Editor’s Note: This post was written as a preview of an upcoming Supreme Court of Canada decision for the Fantasy Courts website and newsletter.

This Week at the SCC

On Friday, April 29, 2022, the SCC is releasing its decision in R. v. Dussault. At issue is whether there is a continuous right to counsel protected by s. 10(b) of the Charter.

The respondent, Dussault, was arrested for murder and arson. Before his trial, he moved to exclude from the evidence an incriminating statement he had made to the police while being questioned on the basis it was a result of a violation of his right to counsel protected by s. 10(b) of the Charter. He had spoken to his lawyer by phone, but then the police refused to let him continue consulting his lawyer when he arrived at the police station. The trial judge found that the respondent’s statement was admissible in evidence and a jury then found him guilty of second degree murder.

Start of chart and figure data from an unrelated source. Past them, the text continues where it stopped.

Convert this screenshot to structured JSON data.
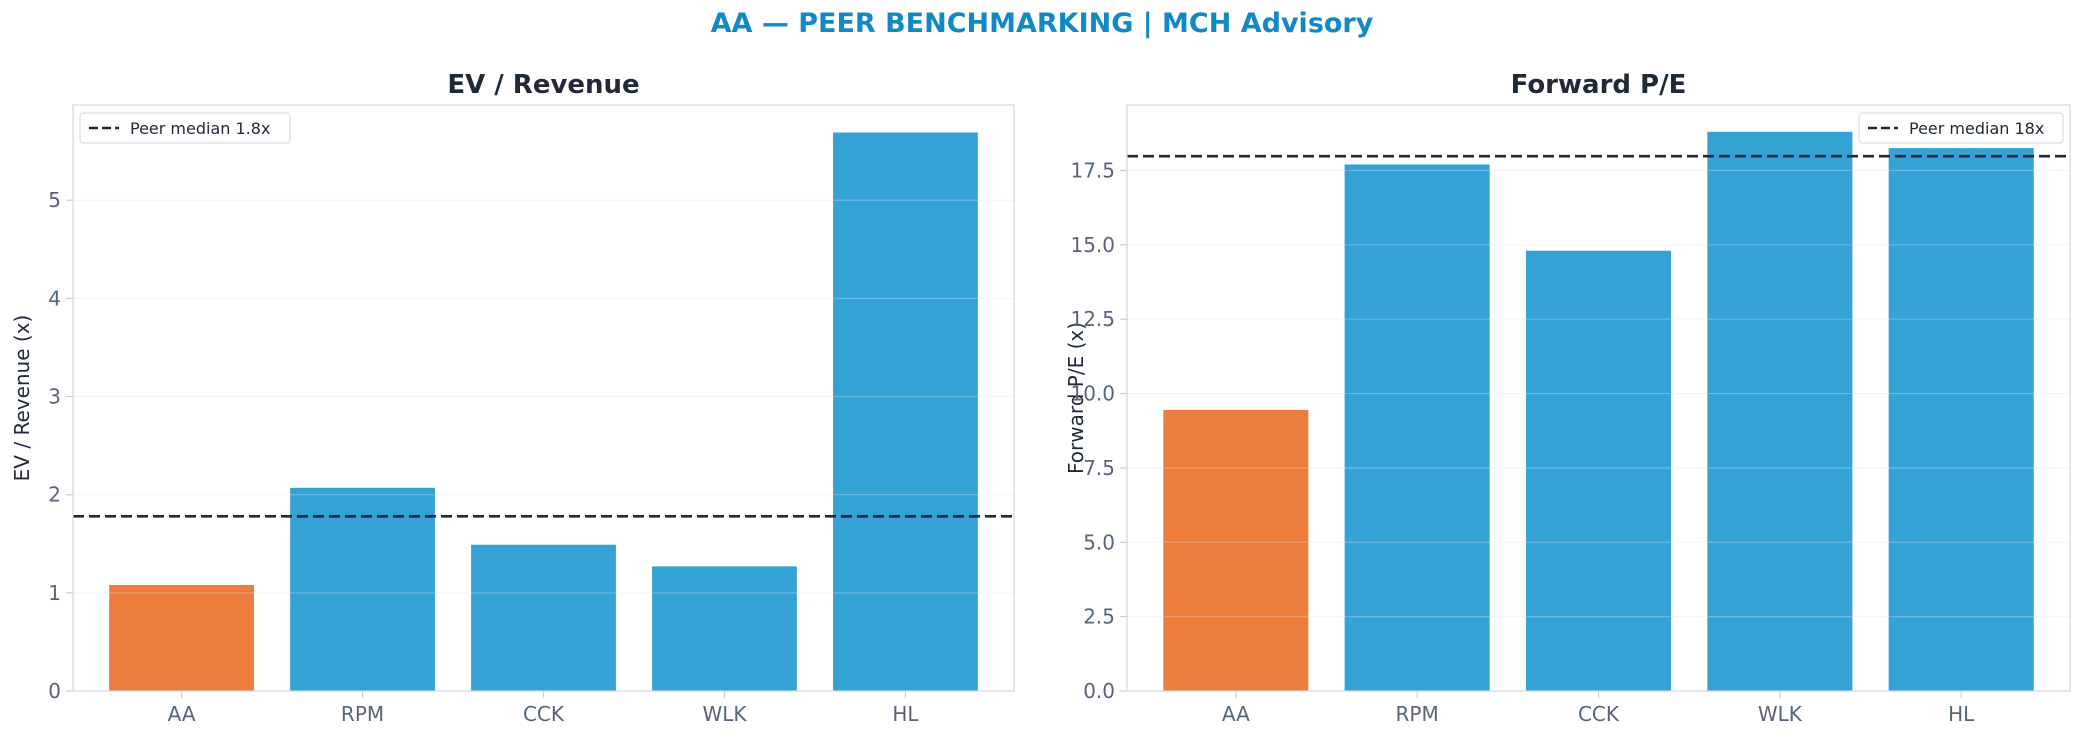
{
  "suptitle": "AA — PEER BENCHMARKING | MCH Advisory",
  "colors": {
    "highlight": "#ed7d3d",
    "peer": "#34a2d4",
    "median": "#1e2a38",
    "title": "#1189c4"
  },
  "chart_data": [
    {
      "type": "bar",
      "title": "EV / Revenue",
      "xlabel": "",
      "ylabel": "EV / Revenue (x)",
      "categories": [
        "AA",
        "RPM",
        "CCK",
        "WLK",
        "HL"
      ],
      "values": [
        1.08,
        2.07,
        1.49,
        1.27,
        5.69
      ],
      "highlight": "AA",
      "ylim": [
        0,
        5.97
      ],
      "yticks": [
        0,
        1,
        2,
        3,
        4,
        5
      ],
      "ytick_labels": [
        "0",
        "1",
        "2",
        "3",
        "4",
        "5"
      ],
      "reference_line": {
        "value": 1.78,
        "label": "Peer median 1.8x"
      },
      "legend": "top-left",
      "grid": true
    },
    {
      "type": "bar",
      "title": "Forward P/E",
      "xlabel": "",
      "ylabel": "Forward P/E (x)",
      "categories": [
        "AA",
        "RPM",
        "CCK",
        "WLK",
        "HL"
      ],
      "values": [
        9.45,
        17.7,
        14.8,
        18.8,
        18.25
      ],
      "highlight": "AA",
      "ylim": [
        0,
        19.7
      ],
      "yticks": [
        0,
        2.5,
        5,
        7.5,
        10,
        12.5,
        15,
        17.5
      ],
      "ytick_labels": [
        "0.0",
        "2.5",
        "5.0",
        "7.5",
        "10.0",
        "12.5",
        "15.0",
        "17.5"
      ],
      "reference_line": {
        "value": 17.98,
        "label": "Peer median 18x"
      },
      "legend": "top-right",
      "grid": true
    }
  ]
}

The respondent appealed and the Court of Appeal unanimously allowed the appeal, set aside the guilty verdict and ordered a new trial. The refusal of the police to allow the respondent to continue consulting his lawyer was a violation of the police duty to ensure the application of s. 10(b) of the Charter.

At the SCC, the argument focused largely on whether the respondent’s initial consultation with his lawyer was cut off and the reason the lawyer decided to attend the police station after that initial call. I don’t see this case changing the law significantly in any respect, but instead it’s a matter of resolving what actually happened factually in this particular case. I’m leaning towards appeal dismissed on the basis the Court of Appeal likely sorted out the factual error.

Last SCC Decision

  • On April 14, 2022, the Supreme Court of Canada released its decision in R. v. Tim, 2022 SCC 12.
  • In a 6:1 split the Court dismissed the appeal.
  • Justice Jamal for the majority wrote that the police breached s. 9 of the Charter by arresting the accused based on a mistake of law about the legal status of a pill he had in his possession. Because Mr. Tim’s arrest was unlawful, the searches of him and his car that followed also violated his section 8 Charter right.
  • However, applying s. 24(2), the Court found the evidence should be admitted. The violations were on the less serious end of the spectrum, while the evidence was reliable and essential to the prosecution of serious offences.
  • Justice Brown in dissent would have allowed the appeal and acquitted Mr. Tim. He found that admitting the evidence would bring the administration of justice into disrepute because of the seriousness of the Charter-infringing conduct.
  • Only 39% correctly predicted the outcome.